China to track impacts of Japan's nuclear water dumping


China will closely track and assess the impacts of Japan's "extremely selfish and irresponsible" plan to discharge nuclear-contaminated water into the ocean, the National Nuclear Safety Administration said.
Japan's plan "prioritizes its own interests over the long-term well-being of humanity", the administration said in a media release on Thursday, the same day that Japan is set to start releasing radioactive water into the Pacific Ocean as part of its plan to decommission the crippled Fukushima Daiichi Nuclear Power Plant.
Japanese Prime Minister Fumio Kishida gave the final go-ahead for the plan to gradually release more than 1 million metric tons of "treated and diluted" radioactive water from the plant into the ocean at a Cabinet meeting on Tuesday.
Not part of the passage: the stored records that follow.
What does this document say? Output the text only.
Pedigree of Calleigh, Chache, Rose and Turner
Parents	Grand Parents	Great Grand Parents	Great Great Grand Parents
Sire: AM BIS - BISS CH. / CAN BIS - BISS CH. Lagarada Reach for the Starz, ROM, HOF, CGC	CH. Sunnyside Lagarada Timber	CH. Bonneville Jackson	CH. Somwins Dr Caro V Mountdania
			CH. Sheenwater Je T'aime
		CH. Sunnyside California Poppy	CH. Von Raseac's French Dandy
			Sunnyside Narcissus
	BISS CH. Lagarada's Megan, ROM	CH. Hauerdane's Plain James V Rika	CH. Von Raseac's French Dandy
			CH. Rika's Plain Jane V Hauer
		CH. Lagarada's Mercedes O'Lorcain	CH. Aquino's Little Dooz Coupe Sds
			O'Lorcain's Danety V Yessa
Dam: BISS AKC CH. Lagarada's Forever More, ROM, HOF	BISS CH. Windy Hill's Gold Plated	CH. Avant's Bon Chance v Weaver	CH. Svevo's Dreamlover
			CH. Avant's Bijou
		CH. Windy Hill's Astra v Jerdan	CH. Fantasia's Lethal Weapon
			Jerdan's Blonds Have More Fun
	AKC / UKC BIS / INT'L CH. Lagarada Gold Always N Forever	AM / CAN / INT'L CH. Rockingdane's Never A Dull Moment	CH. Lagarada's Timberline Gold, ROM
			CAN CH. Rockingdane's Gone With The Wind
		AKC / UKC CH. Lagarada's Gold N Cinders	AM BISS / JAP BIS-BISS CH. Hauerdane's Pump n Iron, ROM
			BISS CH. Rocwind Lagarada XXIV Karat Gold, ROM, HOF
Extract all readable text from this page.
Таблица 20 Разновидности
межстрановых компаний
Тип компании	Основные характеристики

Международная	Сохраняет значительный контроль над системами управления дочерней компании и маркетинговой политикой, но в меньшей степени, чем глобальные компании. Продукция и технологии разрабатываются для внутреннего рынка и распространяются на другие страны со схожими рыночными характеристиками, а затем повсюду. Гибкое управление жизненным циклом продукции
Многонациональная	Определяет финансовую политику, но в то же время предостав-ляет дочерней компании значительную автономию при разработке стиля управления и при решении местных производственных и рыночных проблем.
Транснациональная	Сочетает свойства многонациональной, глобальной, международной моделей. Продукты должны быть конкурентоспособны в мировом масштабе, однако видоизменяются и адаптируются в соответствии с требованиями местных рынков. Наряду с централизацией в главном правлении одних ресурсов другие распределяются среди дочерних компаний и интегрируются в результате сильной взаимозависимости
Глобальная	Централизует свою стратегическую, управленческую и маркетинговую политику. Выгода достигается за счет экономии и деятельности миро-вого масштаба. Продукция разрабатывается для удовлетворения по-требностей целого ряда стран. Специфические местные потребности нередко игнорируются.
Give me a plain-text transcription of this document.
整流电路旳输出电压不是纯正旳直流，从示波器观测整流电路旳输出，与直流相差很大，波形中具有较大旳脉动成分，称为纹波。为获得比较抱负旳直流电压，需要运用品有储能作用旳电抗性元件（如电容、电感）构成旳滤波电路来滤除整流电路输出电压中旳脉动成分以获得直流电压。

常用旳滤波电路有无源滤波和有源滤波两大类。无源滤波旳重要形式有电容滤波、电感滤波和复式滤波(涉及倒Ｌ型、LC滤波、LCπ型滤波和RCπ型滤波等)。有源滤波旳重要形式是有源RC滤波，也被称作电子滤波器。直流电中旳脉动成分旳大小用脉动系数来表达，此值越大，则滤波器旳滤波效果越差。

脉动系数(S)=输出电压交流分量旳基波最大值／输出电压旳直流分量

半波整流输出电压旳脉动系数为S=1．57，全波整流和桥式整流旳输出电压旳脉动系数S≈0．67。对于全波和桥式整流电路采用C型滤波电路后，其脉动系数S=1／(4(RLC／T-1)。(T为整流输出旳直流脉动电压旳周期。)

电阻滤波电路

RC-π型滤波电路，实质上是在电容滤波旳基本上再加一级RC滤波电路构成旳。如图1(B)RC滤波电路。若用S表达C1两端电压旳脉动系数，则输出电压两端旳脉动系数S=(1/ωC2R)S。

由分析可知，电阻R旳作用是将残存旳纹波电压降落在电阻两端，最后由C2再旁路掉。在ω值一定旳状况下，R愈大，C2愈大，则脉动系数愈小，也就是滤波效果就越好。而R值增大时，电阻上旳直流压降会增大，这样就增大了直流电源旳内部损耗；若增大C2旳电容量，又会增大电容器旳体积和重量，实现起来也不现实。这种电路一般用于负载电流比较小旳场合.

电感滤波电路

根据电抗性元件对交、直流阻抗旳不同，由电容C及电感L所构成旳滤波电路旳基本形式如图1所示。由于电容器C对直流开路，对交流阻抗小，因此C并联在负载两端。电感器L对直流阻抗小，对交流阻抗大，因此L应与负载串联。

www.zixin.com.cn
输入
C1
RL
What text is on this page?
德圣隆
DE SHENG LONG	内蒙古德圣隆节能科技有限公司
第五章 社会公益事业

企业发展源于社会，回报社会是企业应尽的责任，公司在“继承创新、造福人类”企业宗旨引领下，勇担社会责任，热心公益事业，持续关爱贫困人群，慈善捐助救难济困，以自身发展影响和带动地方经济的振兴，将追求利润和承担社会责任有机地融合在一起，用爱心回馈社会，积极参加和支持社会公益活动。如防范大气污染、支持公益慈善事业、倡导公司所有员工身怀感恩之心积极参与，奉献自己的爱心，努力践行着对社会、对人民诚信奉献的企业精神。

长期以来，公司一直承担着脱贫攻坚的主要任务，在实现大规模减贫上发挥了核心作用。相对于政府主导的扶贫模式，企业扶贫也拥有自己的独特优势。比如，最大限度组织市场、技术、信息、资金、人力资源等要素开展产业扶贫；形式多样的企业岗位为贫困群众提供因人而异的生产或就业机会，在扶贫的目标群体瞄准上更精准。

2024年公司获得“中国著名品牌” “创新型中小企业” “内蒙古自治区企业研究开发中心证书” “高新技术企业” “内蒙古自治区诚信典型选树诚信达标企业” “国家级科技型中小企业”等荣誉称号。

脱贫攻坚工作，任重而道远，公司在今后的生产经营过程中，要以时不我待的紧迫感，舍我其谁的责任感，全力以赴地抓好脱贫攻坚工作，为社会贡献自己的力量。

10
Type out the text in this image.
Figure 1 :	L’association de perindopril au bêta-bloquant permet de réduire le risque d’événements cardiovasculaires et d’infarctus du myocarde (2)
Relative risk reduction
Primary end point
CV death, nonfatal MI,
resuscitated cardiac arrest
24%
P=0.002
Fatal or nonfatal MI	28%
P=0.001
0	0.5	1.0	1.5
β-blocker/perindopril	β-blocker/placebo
"We urge the Japanese government to listen to the voice of the international community and effectively dispose of the nuclear-contaminated water in a scientific, safe and transparent manner under strict international supervision," the administration said.
It said the administration has carried out radiation monitoring in China's sea areas in the past two years, and will beef up the work in a move to "effectively safeguard the country's national interests and people's health".
Based on its monitoring work in 2021 and 2022, the administration has figured out the current background information of the ocean radiation environment in its sea areas, it said.
With no abnormal concentration of artificial radionuclides in seawater and marine organisms, it said, the overall levels of such radionuclides in China's sea areas are within the range of fluctuations in previous years.
It said the administration is organizing ocean radiation monitoring for this year. It will continue to strengthen the monitoring work, closely tracking and assessing the potential impact of the discharge of the nuclear-contaminated water from Japan.